Mama terbahak melihat wajahku memerah. Untuk gadis yang menginjak umur dua puluh enam tahun mama tetap memperlakukan aku layaknya anak kemarin sore. Entah sadar atau tidak, mama seakan lupa bahwa aku sudah bergelar Magister Hukum, sudah bekerja, dan hidup mandiri.
Berikutnya adalah menit-menit hamburan petuah. Aku mendengarkan sesekali menimpali. Napas wanita yang masih cantik di usia mendekati lima puluh itu ngos-ngosan setelah meluapkan unek-unek cinta dan kekhawatirannya.
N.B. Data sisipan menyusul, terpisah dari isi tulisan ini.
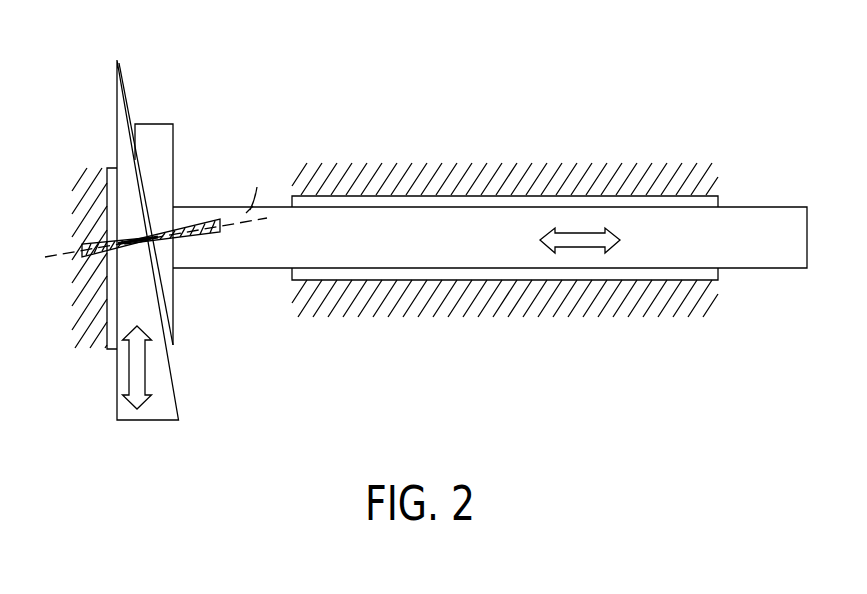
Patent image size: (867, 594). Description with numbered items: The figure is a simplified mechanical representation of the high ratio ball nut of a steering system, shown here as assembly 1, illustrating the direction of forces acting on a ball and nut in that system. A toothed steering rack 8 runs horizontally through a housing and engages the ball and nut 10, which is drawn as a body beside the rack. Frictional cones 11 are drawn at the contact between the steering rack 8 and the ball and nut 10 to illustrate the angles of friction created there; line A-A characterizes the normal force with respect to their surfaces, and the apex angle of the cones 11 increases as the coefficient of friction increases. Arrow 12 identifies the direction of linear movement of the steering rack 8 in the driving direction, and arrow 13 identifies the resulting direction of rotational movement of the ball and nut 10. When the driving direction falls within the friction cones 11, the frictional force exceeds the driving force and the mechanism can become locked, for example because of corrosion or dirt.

The cutting device 1 is at (702, 118).
The toothed steering rack 8 is at (758, 262).
The ball and nut 10 is at (166, 415).
The frictional cones 11 is at (82, 257).
The arrow 12 is at (622, 240).
The arrow 13 is at (135, 367).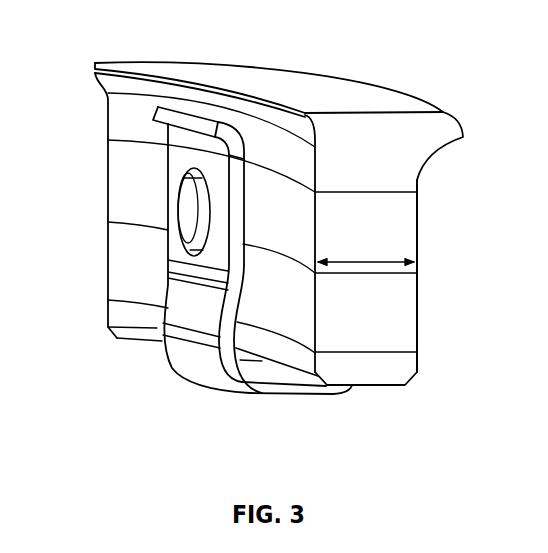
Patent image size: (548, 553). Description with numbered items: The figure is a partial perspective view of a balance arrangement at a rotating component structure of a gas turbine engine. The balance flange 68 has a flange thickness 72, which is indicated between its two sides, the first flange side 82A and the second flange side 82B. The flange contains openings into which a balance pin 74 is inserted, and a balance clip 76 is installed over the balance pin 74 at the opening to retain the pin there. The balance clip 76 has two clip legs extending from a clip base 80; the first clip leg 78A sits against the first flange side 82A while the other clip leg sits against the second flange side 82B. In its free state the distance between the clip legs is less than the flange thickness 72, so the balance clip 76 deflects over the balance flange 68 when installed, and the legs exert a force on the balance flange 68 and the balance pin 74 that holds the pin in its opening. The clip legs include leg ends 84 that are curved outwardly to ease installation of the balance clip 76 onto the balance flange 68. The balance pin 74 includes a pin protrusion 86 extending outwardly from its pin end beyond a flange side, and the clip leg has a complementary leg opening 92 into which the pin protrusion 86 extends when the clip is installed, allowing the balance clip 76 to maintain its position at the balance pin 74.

The balance flange 68 is at (398, 212).
The flange thickness 72 is at (388, 262).
The balance pin 74 is at (185, 203).
The balance clip 76 is at (175, 312).
The first clip leg 78A is at (167, 267).
The clip base 80 is at (303, 388).
The first flange side 82A is at (283, 348).
The second flange side 82B is at (418, 238).
The leg end 84 is at (190, 120).
The pin protrusion 86 is at (185, 218).
The leg opening 92 is at (190, 165).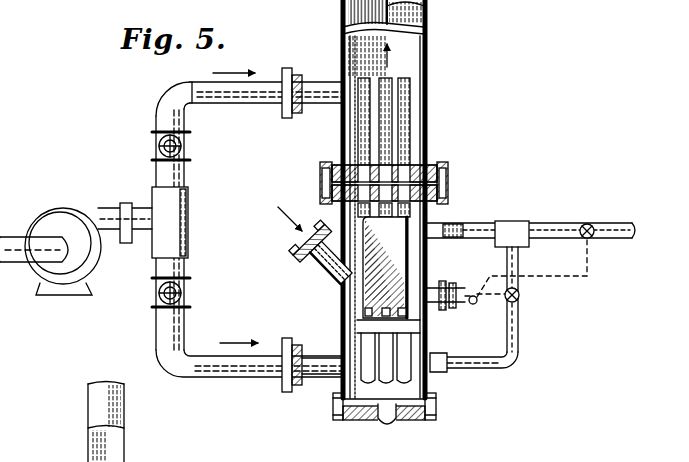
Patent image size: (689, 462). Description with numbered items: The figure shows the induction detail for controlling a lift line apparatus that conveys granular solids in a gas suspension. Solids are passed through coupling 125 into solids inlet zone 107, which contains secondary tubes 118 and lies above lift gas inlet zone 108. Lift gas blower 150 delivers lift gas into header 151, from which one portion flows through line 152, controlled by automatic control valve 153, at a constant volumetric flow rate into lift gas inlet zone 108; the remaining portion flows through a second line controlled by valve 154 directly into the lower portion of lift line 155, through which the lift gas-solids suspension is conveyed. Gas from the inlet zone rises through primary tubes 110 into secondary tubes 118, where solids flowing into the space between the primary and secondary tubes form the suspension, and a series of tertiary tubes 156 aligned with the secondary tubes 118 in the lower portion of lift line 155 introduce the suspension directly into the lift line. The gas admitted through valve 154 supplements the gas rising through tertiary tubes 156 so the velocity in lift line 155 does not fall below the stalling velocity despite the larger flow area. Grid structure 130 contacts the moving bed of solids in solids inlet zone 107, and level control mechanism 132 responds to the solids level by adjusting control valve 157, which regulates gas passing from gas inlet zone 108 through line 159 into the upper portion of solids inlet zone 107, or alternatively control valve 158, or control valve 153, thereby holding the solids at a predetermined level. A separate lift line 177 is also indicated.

The solids inlet zone 107 is at (432, 224).
The lift gas inlet zone 108 is at (428, 388).
The primary tubes 110 is at (360, 374).
The secondary tubes 118 is at (447, 200).
The coupling 125 is at (320, 268).
The grid structure 130 is at (410, 304).
The level control mechanism 132 is at (462, 305).
The lift gas blower 150 is at (53, 224).
The header 151 is at (186, 225).
The line 152 is at (170, 363).
The automatic control valve 153 is at (182, 115).
The valve 154 is at (152, 150).
The lift line 155 is at (428, 57).
The tertiary tubes 156 is at (404, 110).
The control valve 157 is at (520, 297).
The control valve 158 is at (592, 226).
The line 159 is at (522, 361).
The lift line 177 is at (98, 418).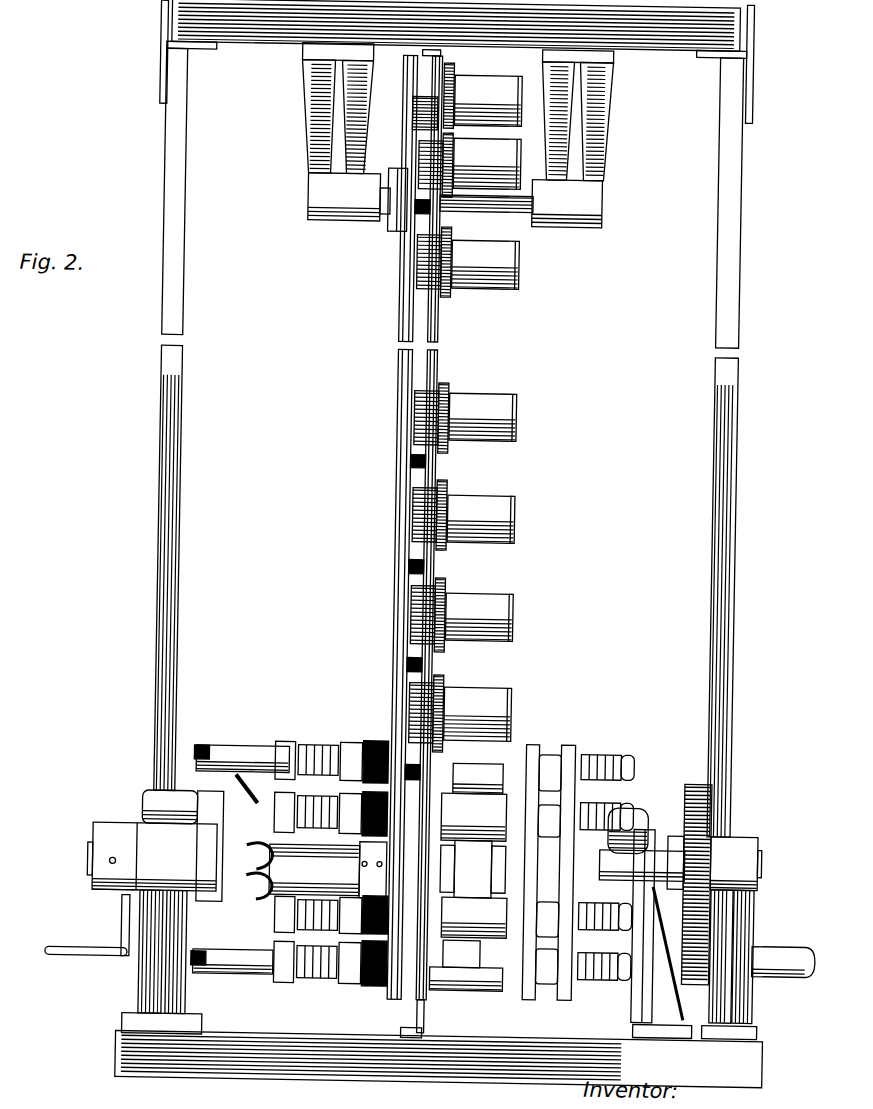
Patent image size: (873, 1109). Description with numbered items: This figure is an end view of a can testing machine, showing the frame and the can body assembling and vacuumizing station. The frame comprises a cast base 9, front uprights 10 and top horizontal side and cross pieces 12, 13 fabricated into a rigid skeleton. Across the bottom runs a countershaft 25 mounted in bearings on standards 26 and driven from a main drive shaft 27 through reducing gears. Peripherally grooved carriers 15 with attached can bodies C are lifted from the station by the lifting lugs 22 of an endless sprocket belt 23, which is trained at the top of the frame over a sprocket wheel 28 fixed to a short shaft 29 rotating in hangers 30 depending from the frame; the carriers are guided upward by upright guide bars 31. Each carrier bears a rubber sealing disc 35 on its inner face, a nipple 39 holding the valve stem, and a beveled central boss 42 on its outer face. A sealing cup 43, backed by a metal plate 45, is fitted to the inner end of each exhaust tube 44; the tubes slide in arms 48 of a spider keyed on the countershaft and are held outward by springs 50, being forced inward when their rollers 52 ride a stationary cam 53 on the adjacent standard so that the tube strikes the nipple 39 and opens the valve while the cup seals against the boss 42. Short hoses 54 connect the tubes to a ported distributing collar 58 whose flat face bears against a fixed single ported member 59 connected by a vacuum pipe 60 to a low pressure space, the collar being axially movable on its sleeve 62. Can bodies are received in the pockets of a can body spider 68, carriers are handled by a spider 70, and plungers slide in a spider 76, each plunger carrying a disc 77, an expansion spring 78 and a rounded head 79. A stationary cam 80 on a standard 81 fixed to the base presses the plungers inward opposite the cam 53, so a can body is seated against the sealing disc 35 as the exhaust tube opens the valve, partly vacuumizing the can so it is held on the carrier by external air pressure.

The cast base 9 is at (318, 1082).
The front upright 10 is at (166, 602).
The top horizontal side piece 12 is at (190, 54).
The top horizontal cross piece 13 is at (741, 31).
The carrier 15 is at (424, 406).
The lifting lug 22 is at (405, 123).
The endless sprocket belt 23 is at (409, 519).
The countershaft 25 is at (95, 865).
The standard 26 is at (146, 984).
The main drive shaft 27 is at (797, 952).
The sprocket wheel 28 is at (390, 237).
The short shaft 29 is at (517, 213).
The hanger 30 is at (311, 133).
The upright guide bar 31 is at (432, 679).
The sealing disc 35 is at (444, 382).
The nipple 39 is at (407, 269).
The central boss 42 is at (416, 446).
The sealing cup 43 is at (383, 740).
The exhaust tube 44 is at (231, 755).
The metal plate 45 is at (373, 988).
The spider arm 48 is at (353, 744).
The spring 50 is at (358, 975).
The roller 52 is at (202, 748).
The stationary cam 53 is at (193, 798).
The hose 54 is at (250, 866).
The distributing collar 58 is at (208, 791).
The single ported member 59 is at (111, 903).
The vacuum pipe 60 is at (128, 931).
The sleeve 62 is at (261, 793).
The can body spider 68 is at (486, 991).
The carrier handling spider 70 is at (441, 1004).
The plunger spider 76 is at (660, 847).
The disc 77 is at (530, 743).
The expansion spring 78 is at (608, 749).
The rounded head 79 is at (635, 756).
The stationary cam 80 is at (636, 809).
The standard 81 is at (648, 1002).
The can body C is at (495, 510).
Setelah mengucap salam, aku menutup telepon dengan bibir kutempelkan di layarnya. Mama membalasnya dengan menempelkan pipi kanannya di layar ponselnya. Selepas wajah mama menghilang dari layar, kesepian yang semula lindap berubah menjadi kesedihan yang menyelusupi nadi.
Tidak layak aku meninggalkan mama sendiri di sana. Namun, pertanyaan yang membebat masa laluku menuntut dituntaskan. Walau untuk iku aku harus meninggalkan separuh jiwaku di kota lain. Oh, betapa aku mencintai mama, dan mengutuk pria yang telah meninggalkannya.
"Misteri sialan!" umpatku.
Kuhempaskan rasa kesal dengan melesakkan pukulan dan tendangan keras ke sansak. Bantalan berisi pasir itu menjerit, bergoyang ke sana ke mari kala aku mengeluarkan desakan amarah di dada. Selimut masa lalu kehidupanku yang ingin kugali membuat aku harus jauh dari mama.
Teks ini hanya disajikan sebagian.